Hendry is more naturally talented than ROS if you compare how much they won in the 15 years since the first picked up a cue

ok, now youre all gonna say he worked more, but thats just not true. everyone knows ros practically lived at a snooker club playing for hours

in the first 15 years after each first started playing hendry was much more succesful

how do folk know how naturally talented ronnie was or hendry without seeing both of them without coaching? you cant, but in terms of getting to winning first, hendrys record suggests he was more natural at playing the game as in much less time he was winning titles that mean something...and more of them - cue the, but it was easy back then brigade

Ruthie said...

Glad The Grauniad isn't famed for its accuracy. The fact that the tournament keeps getting better and better is enough vindication for me though!

I always thought a "good match player" referred to the ability to scrap it out, balance defence and attack and produce the goods.

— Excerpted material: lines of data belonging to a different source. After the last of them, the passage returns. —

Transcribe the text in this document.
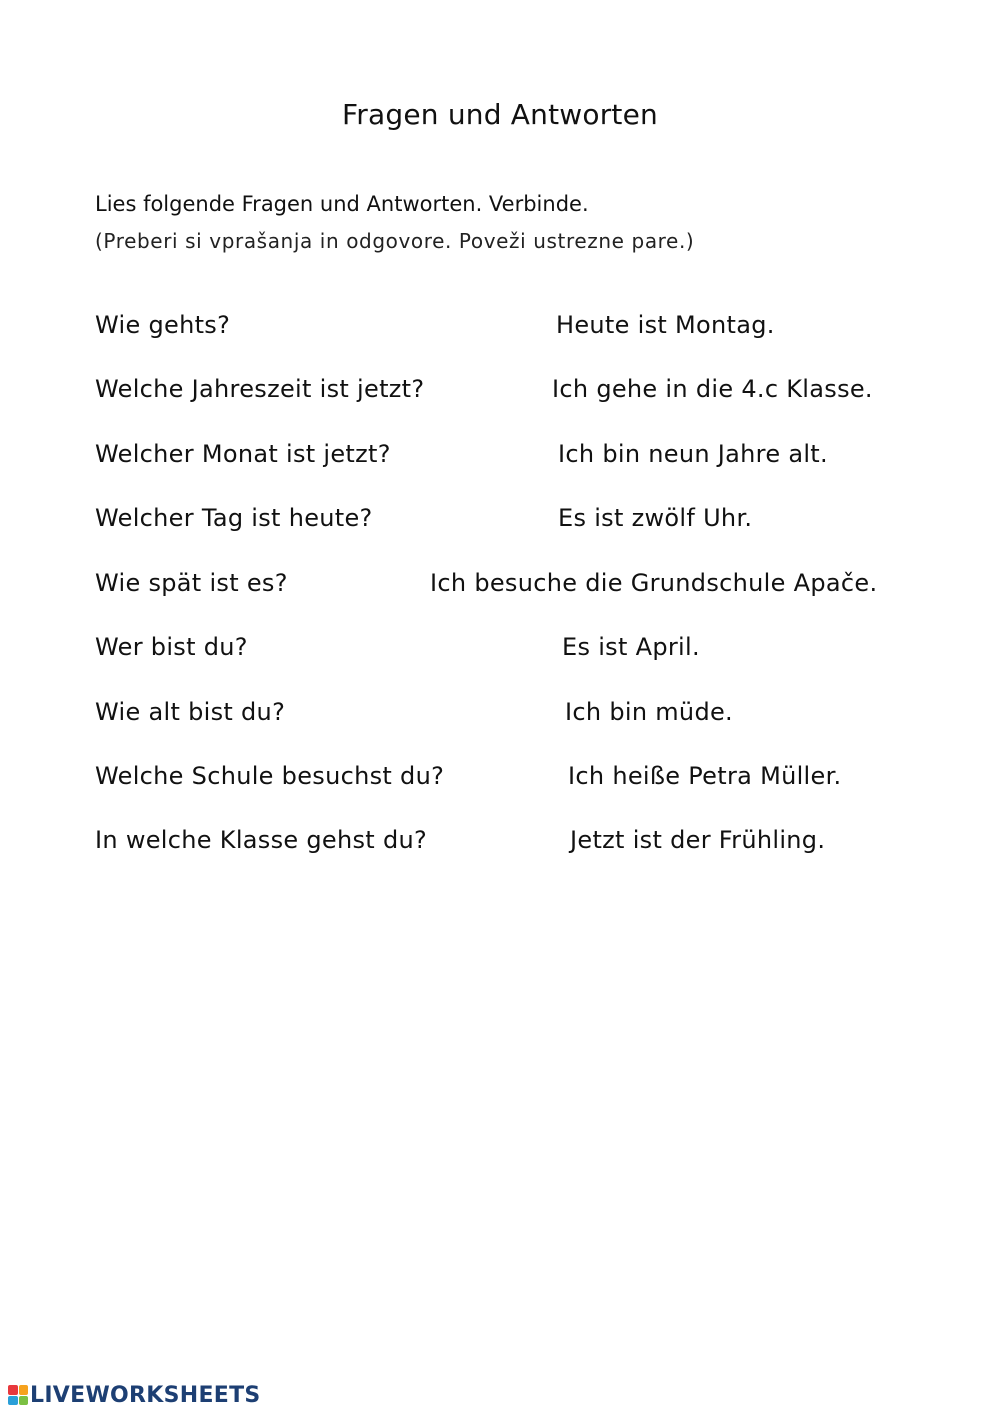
Fragen und Antworten
Lies folgende Fragen und Antworten. Verbinde.
(Preberi si vprašanja in odgovore. Poveži ustrezne pare.)
Wie gehts?	Heute ist Montag.
Welche Jahreszeit ist jetzt?	Ich gehe in die 4.c Klasse.
Welcher Monat ist jetzt?	Ich bin neun Jahre alt.
Welcher Tag ist heute?	Es ist zwölf Uhr.
Wie spät ist es?	Ich besuche die Grundschule Apače.
Wer bist du?	Es ist April.
Wie alt bist du?	Ich bin müde.
Welche Schule besuchst du?	Ich heiße Petra Müller.
In welche Klasse gehst du?	Jetzt ist der Frühling.
LIVEWORKSHEETS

And regarding The Crucible, I sat at Table 2 for a couple of sessions last week and it was very warm - definitely sips of water needed. Table 1 seemed to have air conditioning much closer and was a little chilly.

Anonymous said...

thats a good player you described ;)

Betty Logan said...

Dott wilfully interfered with a ball in play in a non-legal manner which is technically misconduct so at the very least he should have been given a warning by the ref. If Chamberlain had warned Dott then Selby might not have implicitly assumed the ball was in-hand. Chamberlain looked like he was loving it.

Booker Snacker said...

"Betty Logan said...
Dott wilfully interfered with a ball in play in a non-legal manner which is technically misconduct so at the very least he should have been given a warning by the ref. If Chamberlain had warned Dott then Selby might not have implicitly assumed the ball was in-hand. Chamberlain looked like he was loving it."

100% CORRECT! Amazing that Dott got away with what he did. Even more amazing is that so called snooker "experts" (including John Parrott) were suggesting that Dott should have just fouled again. Who on the planet thinks a player can get away with comitting 2 deliberate fouls in a row!?
Finally... Rishi's question to Steve Davis afterwards was as hilarious as it was ridiculous...

Rishi - "So, Steve, what's the solution? Do you think it's best if players just don't do that sort of thing?" (ie put their hands in pockets to stop balls going in)

Steve - slight look of bewilderment, followed by a huge guffaw - "Erm... YES, probably!"

Bring back David Vine & sack Alan Chambermaid.

Anonymous said...

Re the temperature inside the Crucible on Monday - it was definately freezing and not warm.

Mal said...

I agree that hendry's talent is generally underrated. Ronnie started playing at 7s. Stephen started the month before his 13th birthday. Just over 5 years later he was reaching world Championship quarters and winning ranking tournaments. At 40, he has just played his best snooker since 33 and still plays the attacking style. Ronnie has become more tactical over last couple of years as his long potting has deteriorated.